01. November 2004 · Comments Off on Hope for the Best, Prepare for the Worst · Categories: General, Media Matters Not

With luck, by the end of the next 36 hours, we will have a definitive answer to the question of who will be President for the next four years. I had an e-mail last night from an occasional contributor which raised the issue of a Kerry victory, and how that would affect the military… and most importantly to me, the effect on this and other milblogs.

While this weblog tends toward the right-of-center, reflecting the makeup of the military in general, and I personally yield to no one (save perhaps the Swiftboat Vets) in my personal detestation of Senator Kerry and all his works and all his ways, the fact remains that once the confetti and the hanging chads are swept away, the military is (and should continue to be) apolitical, answering to the office of the Commander in Chief— regardless of who happens to be in that office from year to year. We are not a Praetorian Guard. We do not select the supreme leader of this country, save in our private capacity as citizens and voters along with everyone else. We’ll leave that sort of regime change to banana republics and third-world hell-holes, and if Senator Kerry is elected— by anything from a slim margin to a landslide—- he would then be the Commander in Chief.

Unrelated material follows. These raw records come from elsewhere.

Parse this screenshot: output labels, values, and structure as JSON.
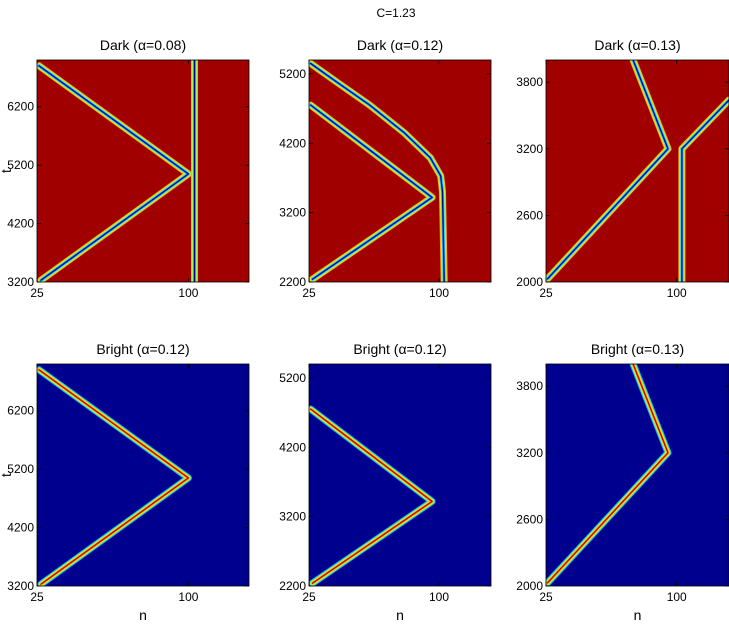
{
  "figure": {
    "title": "C=1.23"
  },
  "chart_data": [
    {
      "type": "heatmap",
      "title": "Dark (α=0.08)",
      "xlabel": "",
      "ylabel": "t",
      "xlim": [
        25,
        130
      ],
      "ylim": [
        3200,
        7000
      ],
      "xticks": [
        "25",
        "100"
      ],
      "yticks": [
        "3200",
        "4200",
        "5200",
        "6200"
      ],
      "background": "#a00000",
      "trajectories": [
        {
          "points": [
            [
              26,
              6900
            ],
            [
              100,
              5050
            ],
            [
              27,
              3230
            ]
          ]
        },
        {
          "points": [
            [
              103,
              7000
            ],
            [
              103,
              3200
            ]
          ]
        }
      ]
    },
    {
      "type": "heatmap",
      "title": "Dark (α=0.12)",
      "xlabel": "",
      "ylabel": "",
      "xlim": [
        25,
        130
      ],
      "ylim": [
        2200,
        5400
      ],
      "xticks": [
        "25",
        "100"
      ],
      "yticks": [
        "2200",
        "3200",
        "4200",
        "5200"
      ],
      "background": "#a00000",
      "trajectories": [
        {
          "points": [
            [
              26,
              5350
            ],
            [
              40,
              5100
            ],
            [
              60,
              4750
            ],
            [
              80,
              4350
            ],
            [
              95,
              3990
            ],
            [
              101,
              3730
            ],
            [
              102,
              3500
            ],
            [
              103,
              2200
            ]
          ]
        },
        {
          "points": [
            [
              26,
              4750
            ],
            [
              96,
              3420
            ],
            [
              27,
              2240
            ]
          ]
        }
      ]
    },
    {
      "type": "heatmap",
      "title": "Dark (α=0.13)",
      "xlabel": "",
      "ylabel": "",
      "xlim": [
        25,
        130
      ],
      "ylim": [
        2000,
        4000
      ],
      "xticks": [
        "25",
        "100"
      ],
      "yticks": [
        "2000",
        "2600",
        "3200",
        "3800"
      ],
      "background": "#a00000",
      "trajectories": [
        {
          "points": [
            [
              75,
              4000
            ],
            [
              95,
              3200
            ],
            [
              26,
              2030
            ]
          ]
        },
        {
          "points": [
            [
              130,
              3640
            ],
            [
              103,
              3200
            ],
            [
              103,
              2000
            ]
          ]
        }
      ]
    },
    {
      "type": "heatmap",
      "title": "Bright (α=0.12)",
      "xlabel": "n",
      "ylabel": "t",
      "xlim": [
        25,
        130
      ],
      "ylim": [
        3200,
        7000
      ],
      "xticks": [
        "25",
        "100"
      ],
      "yticks": [
        "3200",
        "4200",
        "5200",
        "6200"
      ],
      "background": "#00008f",
      "trajectories": [
        {
          "points": [
            [
              26,
              6900
            ],
            [
              100,
              5050
            ],
            [
              27,
              3230
            ]
          ]
        }
      ]
    },
    {
      "type": "heatmap",
      "title": "Bright (α=0.12)",
      "xlabel": "n",
      "ylabel": "",
      "xlim": [
        25,
        130
      ],
      "ylim": [
        2200,
        5400
      ],
      "xticks": [
        "25",
        "100"
      ],
      "yticks": [
        "2200",
        "3200",
        "4200",
        "5200"
      ],
      "background": "#00008f",
      "trajectories": [
        {
          "points": [
            [
              26,
              4750
            ],
            [
              96,
              3420
            ],
            [
              27,
              2240
            ]
          ]
        }
      ]
    },
    {
      "type": "heatmap",
      "title": "Bright (α=0.13)",
      "xlabel": "n",
      "ylabel": "",
      "xlim": [
        25,
        130
      ],
      "ylim": [
        2000,
        4000
      ],
      "xticks": [
        "25",
        "100"
      ],
      "yticks": [
        "2000",
        "2600",
        "3200",
        "3800"
      ],
      "background": "#00008f",
      "trajectories": [
        {
          "points": [
            [
              75,
              4000
            ],
            [
              95,
              3200
            ],
            [
              26,
              2030
            ]
          ]
        }
      ]
    }
  ]
}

Depending on the perspective, this is a prospect that ranges from the disastrous in every respect to the merely unappetizing. While I, and several other regular contributors are retired and well-beyond the reach of recall, even as members of the inactive reserve, others— Stryker, Cpl. Blondie, Timmer, ThePie and others are still serving on active duty… and as President, he would be at the top of their chain of command. We may not like it, but we at least have to consider the possibility, as well as our reaction to it— which should be to grit our teeth and carry on. If we could endure Jimmy Carter, practically anything is survivable, though I am not sure I could endure the gloating of, say…Michael Moore and the other Hollywood half-wits. A lot of red wine (non-French!) would probably help a lot.

The other unwelcome thought that occurred to me, was that perhaps weblogs run by military people have been leading a charmed and sheltered existence for the last couple of years. Run on our own time and our own dime, under pseudonyms, the milblogs offer a matchless view into the military world and experience from a perspective that even the most dedicated embedded reporter can’t begin to equal. Milbloggers— under no restraints but those imposed by the habits of OpSec, our own good sense and that of available technology— offer a strong blast of reality, undiluted by the watery constraints of a Public Affairs office.

I would logically expect that military public affairs offices would be onto milblogs like white on rice, even if only to read them, the way we used to go over the local newspaper with a fine-toothed comb, looking for news with a bearing on the military. I’d expect them to be in touch, as a valuable media resource, but that’s never happened. Last year, I detoured upstairs to the BAMC Public Affairs office after a routine appointment, and left my card and an offer to publicize any special appeals for the troops and patients. The GS employee I spoke with seemed interested and impressed with the possibilities, but I never heard anything more from that office.

After all the recent attention to weblogs, though, I don’t think any media relations professional could be ignorant of the effects that weblogs can have, and I think— though I have no definitive proof— that military bloggers are just being left alone, because what we do independently serves the military and even the political needs. We are getting the word out about what is happening in Iraq, Afghanistan, inside the military “other America”, and it suits the Public Affairs establishment just fine…. Because if it didn’t, I am positive that most military bloggers could be shut down in an administrative heartbeat. Those of us no longer bound by DOD strictures would still have to be very careful, in order not to endanger those who are. That they could regulate, and have not is rather telling, I think.

Would independent military weblogs serve the military Public Affairs needs of a Kerry Administration, especially if they appeared contrary, or critical of official policy? Those of us with long experience of this sort of thing have a pretty good idea. All the more reason to take the time— hours, if need be— to exercise your rights as a citizen. And one way and another, no matter who wins and looses, we’ll still be here

(BTW, I have a feeling it will be Bush, by a landslide… but what do I know?)